On voit que la volonté de la reine ne pouvait tout à fait empêcher les soldats de piller, les officiers de rançonner les vaincus. L'état-major de l'armée mazarine n'était ni plus humain, ni plus généreux que la troupe. Les régiments de d'Hocquincourt comptaient beaucoup de capitaines d'aventures, vieux brigands mercenaires, à qui la guerre de Trente ans avait appris à brûler, tuer, voler sans pitié, sans remords. Les gentilshommes n'avaient pas, en général, l'âme plus haute ou plus noble. Pour eux, comme pour ces condottieri, la guerre n'était pas seulement un plaisir ; c'était aussi et surtout une affaire. Les princes et les grands combattaient beaucoup moins pour la gloire que pour l'argent. Toute l'histoire du XVIIe siècle le prouve. Rebelles ou fidèles, il était entendu que leur épée les devait enrichir. Endettés et ruinés, ils prenaient les armes et forçaient littéralement les caisses de l'État.

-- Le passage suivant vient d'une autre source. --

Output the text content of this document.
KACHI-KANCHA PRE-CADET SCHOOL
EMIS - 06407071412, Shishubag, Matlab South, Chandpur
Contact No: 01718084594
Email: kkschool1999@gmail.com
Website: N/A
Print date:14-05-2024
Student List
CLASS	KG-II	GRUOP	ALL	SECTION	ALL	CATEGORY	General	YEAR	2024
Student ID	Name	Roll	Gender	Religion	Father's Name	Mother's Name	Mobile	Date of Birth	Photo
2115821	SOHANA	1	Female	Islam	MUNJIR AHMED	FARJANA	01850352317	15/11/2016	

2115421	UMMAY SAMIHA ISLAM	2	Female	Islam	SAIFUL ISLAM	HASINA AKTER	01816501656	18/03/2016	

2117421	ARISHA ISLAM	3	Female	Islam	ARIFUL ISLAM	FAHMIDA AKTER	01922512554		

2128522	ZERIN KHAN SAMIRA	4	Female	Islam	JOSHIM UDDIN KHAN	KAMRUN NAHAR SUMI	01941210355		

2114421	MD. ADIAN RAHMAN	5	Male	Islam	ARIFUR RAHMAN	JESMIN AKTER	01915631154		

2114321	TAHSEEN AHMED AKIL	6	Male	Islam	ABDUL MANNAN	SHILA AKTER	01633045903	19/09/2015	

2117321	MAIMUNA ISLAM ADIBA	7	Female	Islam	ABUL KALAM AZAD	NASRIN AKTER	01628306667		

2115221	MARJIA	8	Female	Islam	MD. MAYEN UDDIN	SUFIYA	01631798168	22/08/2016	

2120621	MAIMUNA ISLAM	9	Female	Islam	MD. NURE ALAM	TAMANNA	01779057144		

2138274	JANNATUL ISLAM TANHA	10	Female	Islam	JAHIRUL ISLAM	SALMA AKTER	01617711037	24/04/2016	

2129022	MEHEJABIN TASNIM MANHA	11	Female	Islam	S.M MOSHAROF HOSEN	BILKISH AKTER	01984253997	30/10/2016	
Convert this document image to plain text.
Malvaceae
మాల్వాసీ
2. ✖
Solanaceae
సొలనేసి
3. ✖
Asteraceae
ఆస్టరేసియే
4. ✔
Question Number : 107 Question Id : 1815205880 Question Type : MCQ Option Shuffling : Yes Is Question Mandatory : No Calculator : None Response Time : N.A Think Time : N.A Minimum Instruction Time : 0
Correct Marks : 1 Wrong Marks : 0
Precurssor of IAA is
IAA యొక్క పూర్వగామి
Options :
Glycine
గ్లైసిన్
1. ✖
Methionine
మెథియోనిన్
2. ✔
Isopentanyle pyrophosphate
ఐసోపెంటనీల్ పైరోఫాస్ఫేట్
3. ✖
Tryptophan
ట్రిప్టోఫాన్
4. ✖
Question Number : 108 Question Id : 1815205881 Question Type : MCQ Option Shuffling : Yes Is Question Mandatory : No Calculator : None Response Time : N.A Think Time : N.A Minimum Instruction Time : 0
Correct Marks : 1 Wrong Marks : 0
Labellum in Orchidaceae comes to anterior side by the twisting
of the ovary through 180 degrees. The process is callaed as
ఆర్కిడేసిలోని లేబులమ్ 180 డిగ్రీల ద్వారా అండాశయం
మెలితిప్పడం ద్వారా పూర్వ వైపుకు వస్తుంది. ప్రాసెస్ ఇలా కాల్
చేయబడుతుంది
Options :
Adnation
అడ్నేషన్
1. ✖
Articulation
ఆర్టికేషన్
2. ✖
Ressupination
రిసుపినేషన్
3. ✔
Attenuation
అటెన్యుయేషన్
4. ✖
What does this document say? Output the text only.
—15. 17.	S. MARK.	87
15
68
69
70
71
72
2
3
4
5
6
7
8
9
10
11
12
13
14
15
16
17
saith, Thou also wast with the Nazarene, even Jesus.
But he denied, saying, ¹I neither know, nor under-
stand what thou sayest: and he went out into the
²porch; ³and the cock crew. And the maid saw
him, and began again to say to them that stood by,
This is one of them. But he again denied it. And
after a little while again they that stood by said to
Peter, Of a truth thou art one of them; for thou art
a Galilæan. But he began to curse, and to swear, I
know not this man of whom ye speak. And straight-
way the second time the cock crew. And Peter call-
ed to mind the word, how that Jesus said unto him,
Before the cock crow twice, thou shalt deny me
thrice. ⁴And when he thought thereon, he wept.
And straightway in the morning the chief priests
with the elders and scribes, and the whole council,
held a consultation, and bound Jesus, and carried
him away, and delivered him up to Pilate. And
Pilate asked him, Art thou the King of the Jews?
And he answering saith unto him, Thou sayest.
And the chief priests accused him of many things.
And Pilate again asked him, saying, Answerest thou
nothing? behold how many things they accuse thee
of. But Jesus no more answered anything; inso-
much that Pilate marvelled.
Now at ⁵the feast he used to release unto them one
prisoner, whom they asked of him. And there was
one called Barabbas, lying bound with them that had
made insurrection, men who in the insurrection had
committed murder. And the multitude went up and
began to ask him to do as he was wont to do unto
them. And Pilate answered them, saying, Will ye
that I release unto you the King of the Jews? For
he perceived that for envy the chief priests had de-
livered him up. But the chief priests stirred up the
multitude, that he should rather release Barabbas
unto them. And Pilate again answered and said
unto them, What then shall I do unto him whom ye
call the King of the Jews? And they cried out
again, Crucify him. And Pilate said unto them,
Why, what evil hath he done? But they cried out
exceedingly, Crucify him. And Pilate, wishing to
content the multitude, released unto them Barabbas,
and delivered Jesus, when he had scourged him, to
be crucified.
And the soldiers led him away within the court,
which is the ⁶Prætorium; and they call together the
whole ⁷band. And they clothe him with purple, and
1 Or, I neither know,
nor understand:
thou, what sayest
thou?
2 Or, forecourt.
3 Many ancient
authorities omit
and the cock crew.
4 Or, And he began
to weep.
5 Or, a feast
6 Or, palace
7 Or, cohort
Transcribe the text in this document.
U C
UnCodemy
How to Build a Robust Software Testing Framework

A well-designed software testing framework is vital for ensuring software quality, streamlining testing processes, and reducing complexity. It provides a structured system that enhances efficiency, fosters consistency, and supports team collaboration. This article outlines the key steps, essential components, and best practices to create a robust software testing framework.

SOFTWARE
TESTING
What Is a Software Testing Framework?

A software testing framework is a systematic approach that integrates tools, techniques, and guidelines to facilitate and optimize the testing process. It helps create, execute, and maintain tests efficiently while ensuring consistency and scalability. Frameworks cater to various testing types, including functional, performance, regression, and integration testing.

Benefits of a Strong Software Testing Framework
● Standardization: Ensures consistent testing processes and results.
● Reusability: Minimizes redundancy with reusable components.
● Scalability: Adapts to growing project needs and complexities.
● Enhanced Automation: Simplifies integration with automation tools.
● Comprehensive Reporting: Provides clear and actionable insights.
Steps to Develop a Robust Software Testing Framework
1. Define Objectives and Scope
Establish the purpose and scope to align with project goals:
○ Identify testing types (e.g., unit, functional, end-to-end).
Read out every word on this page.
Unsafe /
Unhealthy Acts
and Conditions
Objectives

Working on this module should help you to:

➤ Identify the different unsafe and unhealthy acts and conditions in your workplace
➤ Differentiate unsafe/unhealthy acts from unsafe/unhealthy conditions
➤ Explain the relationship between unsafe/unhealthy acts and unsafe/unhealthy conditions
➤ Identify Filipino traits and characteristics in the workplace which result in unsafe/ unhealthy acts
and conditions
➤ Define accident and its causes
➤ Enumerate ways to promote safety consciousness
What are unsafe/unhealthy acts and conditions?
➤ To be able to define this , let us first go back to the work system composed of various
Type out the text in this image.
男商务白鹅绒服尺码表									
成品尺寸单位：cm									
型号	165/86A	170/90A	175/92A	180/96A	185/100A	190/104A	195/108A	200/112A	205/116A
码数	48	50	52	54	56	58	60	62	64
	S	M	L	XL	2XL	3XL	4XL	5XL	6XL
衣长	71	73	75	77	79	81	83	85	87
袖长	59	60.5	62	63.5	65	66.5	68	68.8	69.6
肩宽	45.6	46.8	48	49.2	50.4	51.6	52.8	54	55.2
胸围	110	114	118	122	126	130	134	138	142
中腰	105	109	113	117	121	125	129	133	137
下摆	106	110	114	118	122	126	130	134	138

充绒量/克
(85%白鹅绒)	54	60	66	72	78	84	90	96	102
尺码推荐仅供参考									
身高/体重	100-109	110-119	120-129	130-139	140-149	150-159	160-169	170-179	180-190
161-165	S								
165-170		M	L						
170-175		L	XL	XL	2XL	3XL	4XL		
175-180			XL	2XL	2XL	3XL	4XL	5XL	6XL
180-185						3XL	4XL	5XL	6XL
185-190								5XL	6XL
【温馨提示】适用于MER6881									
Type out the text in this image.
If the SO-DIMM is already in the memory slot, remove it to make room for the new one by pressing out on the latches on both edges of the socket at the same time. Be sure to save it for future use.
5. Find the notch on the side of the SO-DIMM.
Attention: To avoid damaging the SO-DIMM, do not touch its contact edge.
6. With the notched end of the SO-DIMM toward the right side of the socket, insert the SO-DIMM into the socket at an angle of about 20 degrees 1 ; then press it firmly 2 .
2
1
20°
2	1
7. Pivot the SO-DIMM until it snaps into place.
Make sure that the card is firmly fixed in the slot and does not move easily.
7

Il ne faut pas s'étonner que d'Hocquincourt n'ait pas montré, après la reddition d'Angers, plus de retenue que les officiers de son armée. Ce maréchal n'avait pas entendu servir gratuitement Mazarin. Dès le lendemain de la capitulation, nous le voyons demander sa récompense. Les compliments, les titres, ne lui suffisent pas. Il lui faut une preuve palpable de la reconnaissance royale. Il lui faut de l'argent. Mais le trésor est vide ; où trouver de quoi le satisfaire ? Cette question ne semble pas avoir préoccupé longtemps le cardinal. Si le ministère ne peut rien donner au maréchal, que celui-ci se dédommage aux dépens des Angevins. Qu'il frappe les vaincus d'une taxe quelconque. Le gouvernement ne le chicanera pas sur le chiffre. La capitulation porte, il est vrai, expressément qu'il ne sera fait aucun désordre ny imposition nouvelle dans la ville. Mais n'est-ce pas assez d'avoir laissé la vie à la plupart des habitants, et de leur avoir épargné l'incendie général de leur cité ? Leur vainqueur pouvait les ruiner, les proscrire. Ils s'estimeront sans doute fort heureux d'en être quittes pour une rançon. Donc, malgré la foi jurée, le maréchal d'Hocquincourt vient, aux premiers jours de mars, demander aux Angevins la somme de 100.000 écus. Il s'en contentera pour cette fois[10].

Cent mille écus ! c'était peut-être plus que la ville entière ne possédait à ce moment en numéraire. Les habitants se récrièrent si fort que le maréchal dut se rabattre à cinquante mille écus. Mais cette prétention parut encore exorbitante et lui-même fut obligé d'en convenir, puisque, en fin (le compte, il déclara que 60.000 livres lui suffiraient. Encore la ville demanda-t-elle du temps pour les payer[11]. D'Hocquincourt ne pouvait exiger qu'elle s'exécutât de bonne grâce ; peu lui importait, du reste, qu'elle fût mécontente. Il avait dans la main des moyens de la rendre traitable. Son armée, ses canons lui garantissaient la solvabilité des Angevins.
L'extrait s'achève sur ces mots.